In the grind and mundaneness of our daily lives, we often forget that there is so much joy in the little things that we ignore each day. And sometimes, we are reminded that we didn’t realize things that are always around us could be looked at in a completely different way or invoke an entirely new feeling in us.
Like watching a free bird up close from a few centimeters! Come to think of it. It’s extraordinarily beautiful and equally rare.
Fixing a one-way mirror (which allows only one way visibility, famously used during criminal interrogations) for the window pane to keep the harsh sun out has been serendipitous. From the large peepal tree outside my balcony, mynahs, pigeons, sparrows and the excruciatingly beautiful parrots with their shining green feathers and bubblegummy mound of a beak fly up to my window and sit on the grill outside, unaware of human presence on the inside.
And you get to look at them in all their natural glory, in your naked eye, few centimeters from you nose.

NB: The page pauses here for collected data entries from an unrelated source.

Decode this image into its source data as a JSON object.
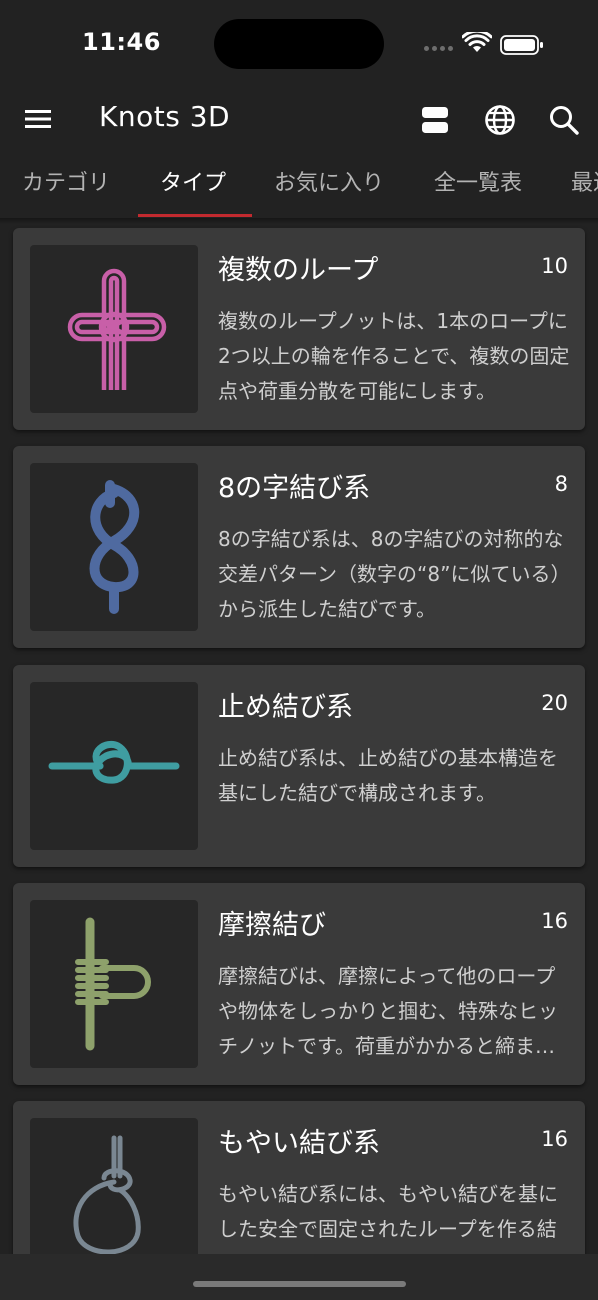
{
  "status_bar": {
    "time": "11:46",
    "icons": [
      "cellular-signal-icon",
      "wifi-icon",
      "battery-icon"
    ]
  },
  "app_bar": {
    "title": "Knots 3D",
    "icons": [
      "menu-icon",
      "view-toggle-icon",
      "globe-icon",
      "search-icon"
    ]
  },
  "tabs": [
    {
      "label": "カテゴリ",
      "active": false
    },
    {
      "label": "タイプ",
      "active": true
    },
    {
      "label": "お気に入り",
      "active": false
    },
    {
      "label": "全一覧表",
      "active": false
    },
    {
      "label": "最近",
      "active": false
    }
  ],
  "cards": [
    {
      "title": "複数のループ",
      "count": "10",
      "description": "複数のループノットは、1本のロープに2つ以上の輪を作ることで、複数の固定点や荷重分散を可能にします。",
      "icon": "multiple-loops-knot-icon",
      "color": "#c85fa8"
    },
    {
      "title": "8の字結び系",
      "count": "8",
      "description": "8の字結び系は、8の字結びの対称的な交差パターン（数字の“8”に似ている）から派生した結びです。",
      "icon": "figure-eight-knot-icon",
      "color": "#4f6aa0"
    },
    {
      "title": "止め結び系",
      "count": "20",
      "description": "止め結び系は、止め結びの基本構造を基にした結びで構成されます。",
      "icon": "overhand-knot-icon",
      "color": "#3f9da1"
    },
    {
      "title": "摩擦結び",
      "count": "16",
      "description": "摩擦結びは、摩擦によって他のロープや物体をしっかりと掴む、特殊なヒッチノットです。荷重がかかると締まります。",
      "icon": "friction-hitch-knot-icon",
      "color": "#8ea16b"
    },
    {
      "title": "もやい結び系",
      "count": "16",
      "description": "もやい結び系には、もやい結びを基にした安全で固定されたループを作る結びが含まれます。",
      "icon": "bowline-knot-icon",
      "color": "#7a8792"
    }
  ]
}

Nothing else reproduces that feeling. Whether shooting them with a high zoom lens or watching hours of Discovery shot on professional high definition cameras.
They sit in their world like a beautiful criminal, answering unknowingly the thousand silent questions of a spellbound investigator.
You see the myriad wrinkles on their eyelids and on the thin, pink or ochre legs. You see the carefree look in their eyes while they flit impatiently across the grill, landing and taking off purposelessly. Their feathers standing up and their body swelling momentarily, as if in a false anger.
You marvel at the enormously little tongue protruding just a little when letting out a chirp. Or the smoothness of their sharp parabolic claws that neatly wrap around the grill. Or the subtle way the colour of their feather changes around the eye or reveal itself up from below their wings.
They sit on the air conditioner outdoor unit and turn around randomly as if playing kabaddi with an invisible opponent. They move around not by walking, but by jumping. Tiny jumps of a perpetually happy baby. They scan your house, top to bottom and side to side. They probably preen themselves like an adolescent girl in the reflective glass or get excited by someone looking like them. You will never know. They twist their neck at impossible angles and probe their own body like a saint looking for his own sins.
For a few seconds, you are tricked to think that their wings are frozen and they will always be outside your window whenever you look out for them.
Then the fly away. Filling your heart with an unknown pain, a longing. You don’t know where that feeling wells from, or why you should feel anything at all. Is it a desire to hold them in your palm, or be as carefree as them? Or a wish to be able to watch the miniature world through the filter of clouds? You don’t know.
In that fleeting unexplained moment between you and the winged beauty, you start discovering the true value of “presence”. As opposed to the sound coming from a little digital device pressed to your ear or the colourless flatness of digital make believe world, riding on the mumbo-jumbo of heated pixels.
You keep watching the bird. Beautifully, the bird watches right back from behind a glass screen of a different kind.